Loi de liberté ? « Vous dites : on ne forcera personne ? » De fait celle loi va pousser les plus vulnérables sans aide familiale ou sociale vers la sortie. L’expérience du Canada et de la Belgique démontrent que la pauvreté et le handicap sont des raisons d’euthanasie. « Le SDF et le milliardaire n’ont pas le même choix ! » insiste le Pr Juvin.
Paradoxe : finalement il sera plus facile d’obtenir un RDV pour aide à mourir contre plusieurs mois pour un rdv de dermatologie ! [1]
Par ailleurs si la loi était votée, l’euthanasie étant présentée comme un droit, personne n’aurait la légitimité de s’y opposer. En conséquence tous les établissements publics ou privés seraient obligés de laisser entrer les équipes mobiles d’euthanasie, si tous les soignants de l’institution refusaient de réaliser cet acte. Obligation valable pour tout responsable d’établissement quel que soit sa propre éthique.

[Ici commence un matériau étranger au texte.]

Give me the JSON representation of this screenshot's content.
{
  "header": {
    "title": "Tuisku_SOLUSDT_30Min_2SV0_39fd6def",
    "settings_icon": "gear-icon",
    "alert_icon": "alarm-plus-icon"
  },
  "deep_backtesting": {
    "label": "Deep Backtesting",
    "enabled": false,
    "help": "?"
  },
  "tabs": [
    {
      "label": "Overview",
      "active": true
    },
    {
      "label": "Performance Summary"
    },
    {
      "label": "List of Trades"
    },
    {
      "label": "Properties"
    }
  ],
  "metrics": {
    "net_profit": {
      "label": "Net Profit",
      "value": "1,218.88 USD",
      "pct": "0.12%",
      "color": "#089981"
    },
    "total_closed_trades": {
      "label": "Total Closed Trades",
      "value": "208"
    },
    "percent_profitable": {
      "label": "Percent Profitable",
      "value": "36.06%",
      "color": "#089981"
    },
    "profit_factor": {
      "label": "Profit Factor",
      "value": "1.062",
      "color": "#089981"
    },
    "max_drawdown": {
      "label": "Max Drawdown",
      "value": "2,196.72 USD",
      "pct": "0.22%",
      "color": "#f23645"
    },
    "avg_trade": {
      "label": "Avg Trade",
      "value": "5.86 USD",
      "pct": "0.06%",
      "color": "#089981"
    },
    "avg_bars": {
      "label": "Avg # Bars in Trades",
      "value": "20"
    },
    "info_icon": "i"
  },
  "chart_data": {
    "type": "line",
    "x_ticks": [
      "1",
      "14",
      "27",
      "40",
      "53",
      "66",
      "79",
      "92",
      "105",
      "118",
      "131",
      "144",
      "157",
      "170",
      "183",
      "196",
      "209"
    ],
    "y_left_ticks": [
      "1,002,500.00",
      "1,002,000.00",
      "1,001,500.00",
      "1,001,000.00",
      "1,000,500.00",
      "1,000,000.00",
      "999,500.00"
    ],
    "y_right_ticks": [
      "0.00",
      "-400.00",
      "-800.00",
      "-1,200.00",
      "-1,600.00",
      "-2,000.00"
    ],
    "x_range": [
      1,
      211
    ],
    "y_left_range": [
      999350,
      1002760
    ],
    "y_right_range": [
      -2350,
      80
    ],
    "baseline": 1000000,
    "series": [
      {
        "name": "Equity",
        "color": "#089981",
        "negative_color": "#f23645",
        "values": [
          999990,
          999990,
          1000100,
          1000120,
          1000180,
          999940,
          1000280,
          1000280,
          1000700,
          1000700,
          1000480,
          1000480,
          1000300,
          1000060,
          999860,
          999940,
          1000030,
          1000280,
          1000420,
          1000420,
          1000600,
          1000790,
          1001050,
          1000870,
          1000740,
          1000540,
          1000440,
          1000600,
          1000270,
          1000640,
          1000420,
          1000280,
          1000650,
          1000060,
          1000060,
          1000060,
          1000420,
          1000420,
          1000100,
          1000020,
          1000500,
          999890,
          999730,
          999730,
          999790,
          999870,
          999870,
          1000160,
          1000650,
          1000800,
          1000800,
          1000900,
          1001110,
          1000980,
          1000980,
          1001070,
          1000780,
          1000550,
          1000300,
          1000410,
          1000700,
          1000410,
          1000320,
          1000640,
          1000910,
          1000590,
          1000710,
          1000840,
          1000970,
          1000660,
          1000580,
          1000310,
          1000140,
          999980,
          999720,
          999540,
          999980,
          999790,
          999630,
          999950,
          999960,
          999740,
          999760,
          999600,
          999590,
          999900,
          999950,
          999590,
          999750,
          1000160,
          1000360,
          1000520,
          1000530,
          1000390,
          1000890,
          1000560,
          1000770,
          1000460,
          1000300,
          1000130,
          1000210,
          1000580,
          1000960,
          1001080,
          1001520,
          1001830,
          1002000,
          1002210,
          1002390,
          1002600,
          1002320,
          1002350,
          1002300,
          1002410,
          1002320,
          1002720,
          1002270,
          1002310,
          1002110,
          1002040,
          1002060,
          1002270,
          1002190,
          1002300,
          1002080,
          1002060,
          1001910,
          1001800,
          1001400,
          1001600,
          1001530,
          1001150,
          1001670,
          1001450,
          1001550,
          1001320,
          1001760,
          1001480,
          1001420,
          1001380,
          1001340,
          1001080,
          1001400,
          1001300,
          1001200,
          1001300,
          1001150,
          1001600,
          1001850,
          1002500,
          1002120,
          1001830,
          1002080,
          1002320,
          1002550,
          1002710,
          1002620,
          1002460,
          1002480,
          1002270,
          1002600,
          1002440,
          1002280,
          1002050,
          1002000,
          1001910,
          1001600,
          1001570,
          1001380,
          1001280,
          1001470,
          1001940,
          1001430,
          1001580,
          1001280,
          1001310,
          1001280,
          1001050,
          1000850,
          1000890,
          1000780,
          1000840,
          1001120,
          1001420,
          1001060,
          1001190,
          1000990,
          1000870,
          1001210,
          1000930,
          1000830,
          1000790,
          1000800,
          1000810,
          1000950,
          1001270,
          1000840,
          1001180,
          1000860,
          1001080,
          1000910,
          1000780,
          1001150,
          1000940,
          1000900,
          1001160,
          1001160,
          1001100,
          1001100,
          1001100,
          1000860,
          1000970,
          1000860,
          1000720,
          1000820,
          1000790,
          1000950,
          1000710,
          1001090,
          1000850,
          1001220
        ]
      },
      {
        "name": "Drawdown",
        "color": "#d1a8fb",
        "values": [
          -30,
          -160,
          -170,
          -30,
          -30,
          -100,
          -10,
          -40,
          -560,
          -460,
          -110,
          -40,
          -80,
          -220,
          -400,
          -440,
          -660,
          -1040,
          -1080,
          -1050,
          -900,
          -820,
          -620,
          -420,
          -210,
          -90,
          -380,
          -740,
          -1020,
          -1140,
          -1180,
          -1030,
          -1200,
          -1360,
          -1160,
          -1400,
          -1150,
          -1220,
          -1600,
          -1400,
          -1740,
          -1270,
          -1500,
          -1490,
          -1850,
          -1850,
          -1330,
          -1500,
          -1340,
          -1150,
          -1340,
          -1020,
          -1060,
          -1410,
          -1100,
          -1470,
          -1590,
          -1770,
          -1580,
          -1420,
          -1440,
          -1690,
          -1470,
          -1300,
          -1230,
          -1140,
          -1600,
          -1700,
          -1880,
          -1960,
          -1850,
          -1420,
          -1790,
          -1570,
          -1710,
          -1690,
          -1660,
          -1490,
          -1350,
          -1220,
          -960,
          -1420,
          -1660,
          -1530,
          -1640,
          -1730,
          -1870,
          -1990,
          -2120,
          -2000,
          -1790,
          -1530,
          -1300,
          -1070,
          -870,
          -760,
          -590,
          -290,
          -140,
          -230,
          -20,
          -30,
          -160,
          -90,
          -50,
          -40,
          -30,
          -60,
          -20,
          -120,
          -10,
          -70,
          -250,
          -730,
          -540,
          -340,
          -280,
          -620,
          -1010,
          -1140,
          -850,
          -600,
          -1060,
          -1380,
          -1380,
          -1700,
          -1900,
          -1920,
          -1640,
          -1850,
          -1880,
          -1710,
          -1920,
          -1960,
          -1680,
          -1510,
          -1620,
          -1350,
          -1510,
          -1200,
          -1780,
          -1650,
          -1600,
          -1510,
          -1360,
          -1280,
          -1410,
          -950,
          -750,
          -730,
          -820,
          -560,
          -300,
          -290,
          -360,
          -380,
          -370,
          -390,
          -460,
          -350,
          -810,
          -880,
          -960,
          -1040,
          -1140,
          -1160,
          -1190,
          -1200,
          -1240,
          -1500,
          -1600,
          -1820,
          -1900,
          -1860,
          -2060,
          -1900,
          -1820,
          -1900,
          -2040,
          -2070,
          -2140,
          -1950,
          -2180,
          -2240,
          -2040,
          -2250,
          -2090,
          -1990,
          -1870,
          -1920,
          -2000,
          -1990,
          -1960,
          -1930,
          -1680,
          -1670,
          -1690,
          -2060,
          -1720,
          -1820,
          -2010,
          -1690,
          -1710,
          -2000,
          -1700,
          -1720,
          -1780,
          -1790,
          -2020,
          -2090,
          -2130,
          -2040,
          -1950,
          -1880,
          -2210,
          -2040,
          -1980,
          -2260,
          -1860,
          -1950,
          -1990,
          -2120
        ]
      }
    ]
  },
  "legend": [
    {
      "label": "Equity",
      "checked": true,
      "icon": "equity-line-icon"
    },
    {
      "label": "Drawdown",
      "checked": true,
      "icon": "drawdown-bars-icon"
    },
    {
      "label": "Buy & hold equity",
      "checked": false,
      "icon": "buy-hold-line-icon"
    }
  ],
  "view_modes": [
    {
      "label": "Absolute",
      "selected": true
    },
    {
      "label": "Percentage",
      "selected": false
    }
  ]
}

Et si médecins et infirmiers peuvent encore faire valoir leur refus de donner la mort, les pharmaciens ne bénéficient pas de cette clause de conscience.
Parmi toutes les conséquences multiples de cette loi, il faut rajouter le possible trafic d’organes : au Québec 15 % des euthanasies s’accompagnent de dons d’organes, en Espagne 25 % comme vient de le rappeler l’affaire Noelia dont l’euthanasie n’a pas été retardée parce que « ses organes avaient déjà été promis » !
Enfin cette loi va devoir affronter les contradictions juridiques du code de la santé publique et du code civil. Le soin ne pourra jamais être assimilé à l’acte de tuer. Le certificat de « mort naturelle » imposé par la loi est inacceptable.
De fait, il est nécessaire de se battre pour garder la liberté des établissements privés indépendants. Reconstituer des espaces de liberté et de sécurité va s’imposer aux Français.
En conclusion nous collectifs de soignants, pharmaciens, médecins demandons solennellement aux députés et sénateurs de ne pas voter cette loi.[2]
[1] Proposition de loi ouvrant un droit à l’aide à mourir : mon discours.
[2] youtu.be/yeoNuTSoZzI émission Tocsin du 1er juillet 26 avec Gregor Puppinck et Eric Mercier.